What confident trespassers, the works of Frances Trombly. Sculptures, weavings, installations -- they meander into all sorts of territory, straddling genre lines and tunneling through hierarchical divides. They make a quietly defiant case for the complex richness of multiplicity, simultaneity.
The title of a 2011 exhibition catalog from a show in Florida, where she lives, coyly identifies her stance: "Frances Trombly:
Paintings." The work in that show was and was not painting; painting was acknowledged and at the same time negated. A similar dynamic is at play in the selection of Trombly's work from the last four years at Shoshana Wayne Gallery.

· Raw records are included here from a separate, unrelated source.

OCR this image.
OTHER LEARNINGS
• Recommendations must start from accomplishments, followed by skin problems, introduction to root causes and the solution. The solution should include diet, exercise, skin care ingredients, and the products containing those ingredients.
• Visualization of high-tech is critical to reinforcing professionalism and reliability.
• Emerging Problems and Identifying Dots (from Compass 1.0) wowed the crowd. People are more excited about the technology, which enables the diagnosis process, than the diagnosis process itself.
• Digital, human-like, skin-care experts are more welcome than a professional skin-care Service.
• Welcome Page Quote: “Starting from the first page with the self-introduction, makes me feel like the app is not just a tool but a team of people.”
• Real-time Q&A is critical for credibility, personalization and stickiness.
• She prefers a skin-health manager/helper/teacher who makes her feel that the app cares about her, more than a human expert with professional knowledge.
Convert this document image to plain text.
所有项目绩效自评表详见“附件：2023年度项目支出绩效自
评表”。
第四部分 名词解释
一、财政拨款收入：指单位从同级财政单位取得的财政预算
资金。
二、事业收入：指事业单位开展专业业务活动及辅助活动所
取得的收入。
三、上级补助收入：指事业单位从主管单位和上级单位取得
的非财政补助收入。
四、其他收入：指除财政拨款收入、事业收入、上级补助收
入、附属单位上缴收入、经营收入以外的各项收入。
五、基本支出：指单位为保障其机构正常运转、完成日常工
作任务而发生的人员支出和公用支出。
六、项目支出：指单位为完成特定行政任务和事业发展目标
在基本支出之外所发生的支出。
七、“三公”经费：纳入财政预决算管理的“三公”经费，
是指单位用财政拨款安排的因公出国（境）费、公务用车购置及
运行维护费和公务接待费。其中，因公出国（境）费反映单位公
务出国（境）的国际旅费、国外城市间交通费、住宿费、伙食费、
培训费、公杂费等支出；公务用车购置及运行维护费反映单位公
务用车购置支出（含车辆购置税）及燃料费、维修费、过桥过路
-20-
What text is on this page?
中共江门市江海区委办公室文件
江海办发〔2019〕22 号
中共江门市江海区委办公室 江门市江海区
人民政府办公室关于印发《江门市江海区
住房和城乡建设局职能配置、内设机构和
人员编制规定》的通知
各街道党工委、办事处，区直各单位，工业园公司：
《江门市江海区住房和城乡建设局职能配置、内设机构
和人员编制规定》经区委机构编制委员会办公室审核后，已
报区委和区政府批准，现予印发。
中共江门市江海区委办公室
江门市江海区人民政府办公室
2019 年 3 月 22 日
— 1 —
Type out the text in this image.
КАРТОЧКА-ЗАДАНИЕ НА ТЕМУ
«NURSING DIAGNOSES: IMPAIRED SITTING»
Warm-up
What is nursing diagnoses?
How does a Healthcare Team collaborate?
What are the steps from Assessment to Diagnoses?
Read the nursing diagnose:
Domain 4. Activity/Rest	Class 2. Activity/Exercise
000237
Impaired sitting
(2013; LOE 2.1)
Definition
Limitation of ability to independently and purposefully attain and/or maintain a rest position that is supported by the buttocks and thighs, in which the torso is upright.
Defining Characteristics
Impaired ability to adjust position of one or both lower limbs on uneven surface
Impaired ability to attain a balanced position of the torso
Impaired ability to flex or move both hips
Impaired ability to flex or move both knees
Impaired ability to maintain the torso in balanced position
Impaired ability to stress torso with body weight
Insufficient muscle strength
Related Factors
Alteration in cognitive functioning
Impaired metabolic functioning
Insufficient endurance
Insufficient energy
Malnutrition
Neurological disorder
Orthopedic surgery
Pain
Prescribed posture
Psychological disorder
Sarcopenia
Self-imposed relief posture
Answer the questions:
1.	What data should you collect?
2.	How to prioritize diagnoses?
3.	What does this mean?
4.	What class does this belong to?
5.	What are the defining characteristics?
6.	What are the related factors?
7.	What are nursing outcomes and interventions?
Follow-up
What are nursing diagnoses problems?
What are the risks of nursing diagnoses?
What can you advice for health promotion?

These are not works on canvas but of canvas, sculptures centered on swaths of handwoven cotton. Several riff on the basic format of painting -- its physical support, planar surface and presence on the wall.
For "Blank Canvas" (2012), Trombly stretches fabric onto an 80-by-60-inch frame, as if laying the conventional groundwork for a painting. Here, though, the surface is not the vehicle for an event to come but the event itself, not latent but complete. There are nubs and irregularities in the undyed cotton, subtle stripes and interruptions in the field, indications of the idiosyncratic work of the hand. The piece reads as a monochrome painting by other means, and also as an exploration of the grid, a la Agnes Martin. Its silence is full.
The show abounds in such intellectual elegance. In "Loose Canvas With Pink Embroidery" (2016), Trombly mounts bare wood stretcher bars on the wall, painting's universal bone structure exposed. She drapes a length of natural, handwoven cotton, like a detached pelt, over the frame. It presses lightly against the wall. Only a small, pale rose triangle folded over the top edge faces us, as if a private disclosure.
Trombly's freestanding floor works, too, are in spirited dialogue with forms of making and display. In a 2016 piece, a long ribbon of woven cloth patched with magenta cascades over a 33-inch plywood cube. The ensemble brings to mind a partially-covered ceremonial altar or an adorned exhibition pedestal, and most fruitfully, the uncanny conflation of the two. Whatever associations it sparks, it is also a beautifully spare composition of mass, fluid plane and color.
"Over and Under" (2013) invokes the basic rhythm of weaving on a Brobdingnagian scale. Aluminum scaffolding more than 13 feet high serves as the loom; a broad stripe of cloth (half undyed, half shot through with acid yellow rayon) swoops back and forth, from top to bottom.
A certain stealth has been part of Trombly's practice, especially in her fiber sculptures that mimic everyday objects made of other materials. The works here don't engage illusion as much as implicit assumptions about where fiber (woven by hand, with fringed ends, no less!) belongs in the general scheme of things. The answer -- as with clay, similarly liberated from the craft ghetto -- is anywhere it wants. Even if traditional boundaries between high and low and between one genre and another aren't as fiercely defended as they once were, Trombly's work feels bold and surprising. It latches to the mind like a burr and doesn't let go.